Spahn sieht russischen Corona-Impfstoff skeptisch

Reuters · Uhr

Frankfurt/Berlin (Reuters) - Gesundheitsminister Jens Spahn sieht die weltweit erste Zulassung eines Corona-Impfstoffs in Russland kritisch.

"Nach allem was wir wissen, ist das nicht hinreichend erprobt", sagte der CDU-Politiker am Mittwoch im Deutschlandfunk. Es gehe nicht darum, irgendwie erster zu sein, sondern einen wirksamen und sicheren Impfstoff zu haben. Auch in einer Pandemie seien Tests wichtig.

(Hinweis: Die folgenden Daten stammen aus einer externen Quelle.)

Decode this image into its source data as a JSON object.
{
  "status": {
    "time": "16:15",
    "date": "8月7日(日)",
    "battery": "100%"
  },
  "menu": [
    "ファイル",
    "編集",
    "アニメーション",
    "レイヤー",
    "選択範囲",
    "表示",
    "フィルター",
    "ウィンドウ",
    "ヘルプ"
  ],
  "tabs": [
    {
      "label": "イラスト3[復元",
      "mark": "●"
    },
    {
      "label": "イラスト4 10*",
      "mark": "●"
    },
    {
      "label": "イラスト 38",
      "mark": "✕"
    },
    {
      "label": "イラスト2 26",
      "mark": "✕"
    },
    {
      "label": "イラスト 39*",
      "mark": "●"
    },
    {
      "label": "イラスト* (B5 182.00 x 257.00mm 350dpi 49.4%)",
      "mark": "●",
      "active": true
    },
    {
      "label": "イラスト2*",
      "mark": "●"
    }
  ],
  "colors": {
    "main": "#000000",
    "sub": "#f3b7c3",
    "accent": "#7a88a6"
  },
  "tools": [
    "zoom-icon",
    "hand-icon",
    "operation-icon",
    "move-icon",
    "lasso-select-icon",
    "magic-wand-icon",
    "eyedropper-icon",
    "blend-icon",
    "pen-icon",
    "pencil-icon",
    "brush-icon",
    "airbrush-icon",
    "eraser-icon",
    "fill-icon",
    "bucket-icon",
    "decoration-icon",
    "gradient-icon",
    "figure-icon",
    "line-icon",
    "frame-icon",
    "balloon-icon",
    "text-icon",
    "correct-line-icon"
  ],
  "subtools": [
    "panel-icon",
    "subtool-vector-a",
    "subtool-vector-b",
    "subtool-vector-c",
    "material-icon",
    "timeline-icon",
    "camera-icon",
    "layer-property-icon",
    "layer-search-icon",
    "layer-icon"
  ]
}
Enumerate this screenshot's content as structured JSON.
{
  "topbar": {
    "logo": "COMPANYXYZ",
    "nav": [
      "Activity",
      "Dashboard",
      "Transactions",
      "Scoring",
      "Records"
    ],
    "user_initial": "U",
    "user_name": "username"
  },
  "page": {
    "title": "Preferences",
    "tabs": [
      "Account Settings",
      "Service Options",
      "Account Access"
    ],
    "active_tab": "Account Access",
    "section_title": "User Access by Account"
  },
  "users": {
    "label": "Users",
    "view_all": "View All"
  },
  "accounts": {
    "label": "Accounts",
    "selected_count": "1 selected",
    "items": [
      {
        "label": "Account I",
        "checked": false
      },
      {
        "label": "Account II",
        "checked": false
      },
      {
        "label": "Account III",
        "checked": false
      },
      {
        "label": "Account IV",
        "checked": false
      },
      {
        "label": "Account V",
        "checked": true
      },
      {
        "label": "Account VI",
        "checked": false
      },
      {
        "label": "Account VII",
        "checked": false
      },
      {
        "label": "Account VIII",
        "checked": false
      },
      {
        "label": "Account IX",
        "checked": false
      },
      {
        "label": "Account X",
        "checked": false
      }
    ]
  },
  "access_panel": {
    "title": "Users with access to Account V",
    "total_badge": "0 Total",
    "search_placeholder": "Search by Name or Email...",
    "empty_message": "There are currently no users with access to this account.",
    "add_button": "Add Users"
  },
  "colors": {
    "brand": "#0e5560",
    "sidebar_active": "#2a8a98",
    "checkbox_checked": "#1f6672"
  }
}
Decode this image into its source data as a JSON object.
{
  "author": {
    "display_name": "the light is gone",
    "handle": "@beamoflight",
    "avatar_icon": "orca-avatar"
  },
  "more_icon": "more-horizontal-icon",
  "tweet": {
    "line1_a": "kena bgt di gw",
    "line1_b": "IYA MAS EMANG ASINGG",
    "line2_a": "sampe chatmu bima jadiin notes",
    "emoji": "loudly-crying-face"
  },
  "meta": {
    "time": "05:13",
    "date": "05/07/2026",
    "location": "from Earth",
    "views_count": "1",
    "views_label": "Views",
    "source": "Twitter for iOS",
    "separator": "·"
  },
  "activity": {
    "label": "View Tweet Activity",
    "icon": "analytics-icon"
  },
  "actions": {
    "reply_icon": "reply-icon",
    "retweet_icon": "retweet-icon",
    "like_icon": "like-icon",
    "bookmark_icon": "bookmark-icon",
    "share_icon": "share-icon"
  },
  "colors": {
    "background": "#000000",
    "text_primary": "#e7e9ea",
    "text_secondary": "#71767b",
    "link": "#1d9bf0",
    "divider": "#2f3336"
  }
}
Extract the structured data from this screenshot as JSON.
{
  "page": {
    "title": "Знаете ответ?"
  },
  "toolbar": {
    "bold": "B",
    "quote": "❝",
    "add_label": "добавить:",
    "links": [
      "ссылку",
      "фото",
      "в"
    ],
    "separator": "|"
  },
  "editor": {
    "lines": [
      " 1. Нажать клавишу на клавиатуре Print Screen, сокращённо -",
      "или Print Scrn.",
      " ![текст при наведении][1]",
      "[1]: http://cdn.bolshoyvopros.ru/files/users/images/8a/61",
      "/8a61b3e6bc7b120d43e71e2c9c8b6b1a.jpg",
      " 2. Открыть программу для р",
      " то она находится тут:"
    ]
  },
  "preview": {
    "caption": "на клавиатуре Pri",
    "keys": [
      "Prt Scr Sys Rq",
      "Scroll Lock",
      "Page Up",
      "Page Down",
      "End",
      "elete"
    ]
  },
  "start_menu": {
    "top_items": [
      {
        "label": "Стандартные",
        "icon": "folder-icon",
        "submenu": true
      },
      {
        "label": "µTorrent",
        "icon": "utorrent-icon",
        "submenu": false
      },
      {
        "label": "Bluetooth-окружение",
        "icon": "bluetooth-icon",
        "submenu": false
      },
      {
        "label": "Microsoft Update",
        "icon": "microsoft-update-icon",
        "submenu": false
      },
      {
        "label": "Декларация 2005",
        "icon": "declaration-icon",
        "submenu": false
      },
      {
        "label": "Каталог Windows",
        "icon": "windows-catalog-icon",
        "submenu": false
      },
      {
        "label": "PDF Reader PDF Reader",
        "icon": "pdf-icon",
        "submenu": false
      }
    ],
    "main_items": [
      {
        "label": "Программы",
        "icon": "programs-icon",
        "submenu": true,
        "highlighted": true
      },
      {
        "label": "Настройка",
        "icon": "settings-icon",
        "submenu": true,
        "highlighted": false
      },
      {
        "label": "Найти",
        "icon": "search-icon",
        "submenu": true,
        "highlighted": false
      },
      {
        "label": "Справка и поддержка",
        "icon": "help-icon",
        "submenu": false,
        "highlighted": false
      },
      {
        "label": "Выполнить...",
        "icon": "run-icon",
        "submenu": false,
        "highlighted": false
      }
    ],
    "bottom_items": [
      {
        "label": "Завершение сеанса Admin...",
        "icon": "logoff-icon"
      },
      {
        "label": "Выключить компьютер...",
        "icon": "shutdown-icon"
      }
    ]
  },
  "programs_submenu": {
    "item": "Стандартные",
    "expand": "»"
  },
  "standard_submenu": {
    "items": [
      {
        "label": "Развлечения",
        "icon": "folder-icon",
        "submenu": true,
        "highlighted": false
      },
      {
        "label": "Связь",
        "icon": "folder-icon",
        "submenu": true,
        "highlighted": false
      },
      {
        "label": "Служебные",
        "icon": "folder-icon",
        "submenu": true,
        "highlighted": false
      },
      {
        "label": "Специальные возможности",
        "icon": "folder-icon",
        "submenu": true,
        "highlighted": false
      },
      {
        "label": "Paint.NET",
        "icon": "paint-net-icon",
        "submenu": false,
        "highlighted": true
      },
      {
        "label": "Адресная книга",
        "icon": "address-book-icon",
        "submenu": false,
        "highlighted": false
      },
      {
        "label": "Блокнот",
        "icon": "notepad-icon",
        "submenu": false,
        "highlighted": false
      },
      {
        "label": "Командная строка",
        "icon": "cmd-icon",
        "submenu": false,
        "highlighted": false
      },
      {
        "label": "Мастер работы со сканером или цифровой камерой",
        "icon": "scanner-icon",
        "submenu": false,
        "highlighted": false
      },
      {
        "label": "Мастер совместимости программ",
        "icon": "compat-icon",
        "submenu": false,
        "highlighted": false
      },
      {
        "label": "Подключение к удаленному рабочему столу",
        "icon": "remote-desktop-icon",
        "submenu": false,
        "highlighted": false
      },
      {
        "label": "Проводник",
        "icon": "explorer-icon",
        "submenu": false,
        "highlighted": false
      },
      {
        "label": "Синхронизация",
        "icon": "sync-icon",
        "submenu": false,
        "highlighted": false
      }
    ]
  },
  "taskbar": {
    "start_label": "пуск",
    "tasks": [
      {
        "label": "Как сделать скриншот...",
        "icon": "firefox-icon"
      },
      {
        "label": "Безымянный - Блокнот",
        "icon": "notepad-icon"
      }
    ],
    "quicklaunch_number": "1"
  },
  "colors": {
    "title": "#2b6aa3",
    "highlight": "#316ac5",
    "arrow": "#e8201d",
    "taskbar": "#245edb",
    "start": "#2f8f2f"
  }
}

Die russischen Behörden seien aber nicht sehr transparent vorgegangen, und es habe noch keine Phase-3-Studie mit einer breiten Erprobung am Menschen gegeben. Es schade zudem der Akzeptanz des Impfens, wenn es schiefgehe. Ungeachtet der Kritik zeigten mehrere Staaten Interesse an der russischen Arznei.

Russland hatte am Dienstag den Impfstoff zugelassen. Präsident Wladimir Putin sagte, das Mittel sei sicher und er hoffe, bald mit Massenimpfungen starten zu können. Experten hatten sich besorgt geäußert und kritisiert, dass Russland Prestige vor Sicherheit stelle. Der russische Gesundheitsminister Michail Muraschko wies die Kritik zurück. Vorwürfe, dass der Impfstoff unsicher sei, seien unbegründet und vom Wettbewerb getrieben, berichtete die Agentur Interfax .

Aufsichtsbehörden auf der ganzen Welt bestehen darauf, dass die Geschwindigkeit bei der Entwicklung eines Covid-19-Impfstoffs die Sicherheit nicht beeinträchtigt. Interesse an dem russischen Impfstoff haben bereits die Philippinen und Israel geäußert. Man habe "großes Vertrauen" in den Impfstoff und nehme das Angebot von Russland an, diesen an den Inselstaat zu liefern, sagte Präsident Rodrigo Duterte. Die Philippinen, die zu den Ländern mit den höchsten Fallzahlen in Asien gehören, würden sich zudem mit Freiwilligen an klinischen Studien beteiligen.

Der israelische Gesundheitsminister Yuli Edelstein sagte, Israel werde den russischen Impfstoff prüfen und Verhandlungen aufnehmen, wenn dieser ein "seriöses Produkt" sei. Das Land hat bereits Kaufoptionen mit den US-Biotechfirmen Moderna und Arcturus unterzeichnet und arbeitet auch an einem eigenen Impfstoff. In Brasilien erklärte der Bundesstaat Parana, den russischen Impfstoff herstellen zu wollen. Es ist aber unklar, ob er dafür die Freigabe durch die brasilianische Regulierungsbehörde Anvisa erhält, der bislang noch kein Antrag auf Zulassung des Impfstoffs vorliegt. Paranas Gouverneur Ratinho Junior wollte am Mittwoch den russischen Botschafter treffen, um über die Bedingungen eines Abkommens zu besprechen.

Der Leiter des russischen Staatsfonds Kirill Dmitriew, der zu den Geldgebern des Projekts gehört, hatte erklärt, Russland habe bereits ausländische Anfragen nach einer Milliarde Dosen des Impfstoffes erhalten. Zudem würden wohl bald klinische Studien in den Vereinigten Arabischen Emiraten und auf den Philippinen beginnen.